Judicial ethics panel clarifies when judges must recuse due to lawyer spouses

Colorado judges who are married to other attorneys are only required to recuse themselves from a case if their spouse actually appears in the dispute, the state’s judicial ethics panel clarified last week.

An unnamed judge, whose spouse practices law in the same district, posed a series of questions to the Colorado Judicial Ethics Advisory Board about whether he should recuse himself from hearing criminal cases if his wife is hired on a criminal matter anywhere in the district. Alternatively, he wondered if he should disqualify himself from cases involving a particular subject area in which his wife specializes.
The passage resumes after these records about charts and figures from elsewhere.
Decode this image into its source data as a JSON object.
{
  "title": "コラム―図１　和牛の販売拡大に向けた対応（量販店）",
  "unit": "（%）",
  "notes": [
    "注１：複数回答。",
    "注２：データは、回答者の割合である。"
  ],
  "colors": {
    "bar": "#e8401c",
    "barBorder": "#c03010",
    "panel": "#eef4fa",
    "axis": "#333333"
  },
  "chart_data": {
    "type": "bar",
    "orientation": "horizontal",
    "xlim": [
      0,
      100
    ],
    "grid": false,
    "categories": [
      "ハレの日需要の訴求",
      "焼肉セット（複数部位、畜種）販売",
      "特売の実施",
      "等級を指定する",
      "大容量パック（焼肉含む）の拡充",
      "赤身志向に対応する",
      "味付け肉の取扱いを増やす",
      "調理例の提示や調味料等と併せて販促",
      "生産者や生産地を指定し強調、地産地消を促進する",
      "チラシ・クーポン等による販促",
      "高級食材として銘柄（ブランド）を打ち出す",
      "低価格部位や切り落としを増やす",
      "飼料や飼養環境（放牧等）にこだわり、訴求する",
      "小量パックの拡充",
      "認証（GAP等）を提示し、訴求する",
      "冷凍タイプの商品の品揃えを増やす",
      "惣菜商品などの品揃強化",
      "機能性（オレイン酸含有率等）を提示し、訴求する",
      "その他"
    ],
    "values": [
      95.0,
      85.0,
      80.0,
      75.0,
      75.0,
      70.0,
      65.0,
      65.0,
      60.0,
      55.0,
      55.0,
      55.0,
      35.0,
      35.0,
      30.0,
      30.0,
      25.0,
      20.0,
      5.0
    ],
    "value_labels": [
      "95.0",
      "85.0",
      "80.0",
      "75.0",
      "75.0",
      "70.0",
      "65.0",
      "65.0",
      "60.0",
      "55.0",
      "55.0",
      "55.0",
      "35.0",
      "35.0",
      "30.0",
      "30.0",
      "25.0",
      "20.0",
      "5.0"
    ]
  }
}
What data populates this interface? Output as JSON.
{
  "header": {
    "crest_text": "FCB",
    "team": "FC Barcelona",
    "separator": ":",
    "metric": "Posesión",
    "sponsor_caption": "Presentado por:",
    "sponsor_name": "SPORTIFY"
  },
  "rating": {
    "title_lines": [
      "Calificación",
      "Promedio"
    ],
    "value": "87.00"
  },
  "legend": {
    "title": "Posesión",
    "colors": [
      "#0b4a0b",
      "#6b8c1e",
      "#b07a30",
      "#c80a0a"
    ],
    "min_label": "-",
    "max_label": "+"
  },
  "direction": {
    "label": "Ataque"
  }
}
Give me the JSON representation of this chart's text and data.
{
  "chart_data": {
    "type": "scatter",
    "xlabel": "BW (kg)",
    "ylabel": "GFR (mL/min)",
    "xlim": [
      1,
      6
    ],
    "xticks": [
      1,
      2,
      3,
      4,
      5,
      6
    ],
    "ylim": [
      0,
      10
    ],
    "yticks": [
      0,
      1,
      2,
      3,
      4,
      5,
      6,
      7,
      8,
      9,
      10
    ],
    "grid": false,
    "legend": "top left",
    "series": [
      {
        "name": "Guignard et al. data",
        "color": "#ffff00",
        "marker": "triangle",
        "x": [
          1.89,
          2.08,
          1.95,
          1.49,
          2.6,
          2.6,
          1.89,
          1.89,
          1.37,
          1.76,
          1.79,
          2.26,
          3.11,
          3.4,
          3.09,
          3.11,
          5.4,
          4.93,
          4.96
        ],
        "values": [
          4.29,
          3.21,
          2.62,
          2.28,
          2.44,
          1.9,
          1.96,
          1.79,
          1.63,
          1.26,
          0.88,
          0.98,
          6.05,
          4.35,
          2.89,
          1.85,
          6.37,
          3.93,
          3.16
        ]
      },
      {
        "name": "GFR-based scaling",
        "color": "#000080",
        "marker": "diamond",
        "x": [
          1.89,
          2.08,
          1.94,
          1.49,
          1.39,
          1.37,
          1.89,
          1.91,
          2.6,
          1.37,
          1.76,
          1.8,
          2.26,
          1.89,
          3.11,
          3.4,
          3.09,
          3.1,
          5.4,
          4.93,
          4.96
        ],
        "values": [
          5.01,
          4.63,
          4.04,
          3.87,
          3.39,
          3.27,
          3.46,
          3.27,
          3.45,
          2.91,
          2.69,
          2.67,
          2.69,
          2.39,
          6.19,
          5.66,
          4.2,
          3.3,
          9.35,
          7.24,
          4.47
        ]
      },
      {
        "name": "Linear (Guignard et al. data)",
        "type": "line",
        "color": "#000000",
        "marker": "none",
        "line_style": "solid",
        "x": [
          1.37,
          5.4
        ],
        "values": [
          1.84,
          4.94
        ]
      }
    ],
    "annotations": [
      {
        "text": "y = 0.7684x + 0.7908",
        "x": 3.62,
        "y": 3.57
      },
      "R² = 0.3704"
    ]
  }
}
The ethics panel viewed such drastic steps as unnecessary.

“As long as the spouse is not acting as an attorney in a proceeding before the judge, the judge need not recuse,” the body of judges, attorneys and one non-lawyer wrote in an Oct. 28 advisory opinion.

The board elaborated that a judge’s relationship with their spouse is what could raise questions of bias under the Code of Judicial Conduct, not the type of legal work itself. The rules require recusal when spouses are the party to a proceeding, represent any party, are otherwise closely linked to any party or whose interests the case would affect. 

But nowhere is there a requirement to step aside due to the spouse’s legal work generally.

“Based on the specific questions posed, unless the judge’s spouse is acting as an attorney in a proceeding before the judge,” the panel concluded, “the requesting judge need not recuse from presiding over cases involving the same or similar subject matter as the spouse’s case.”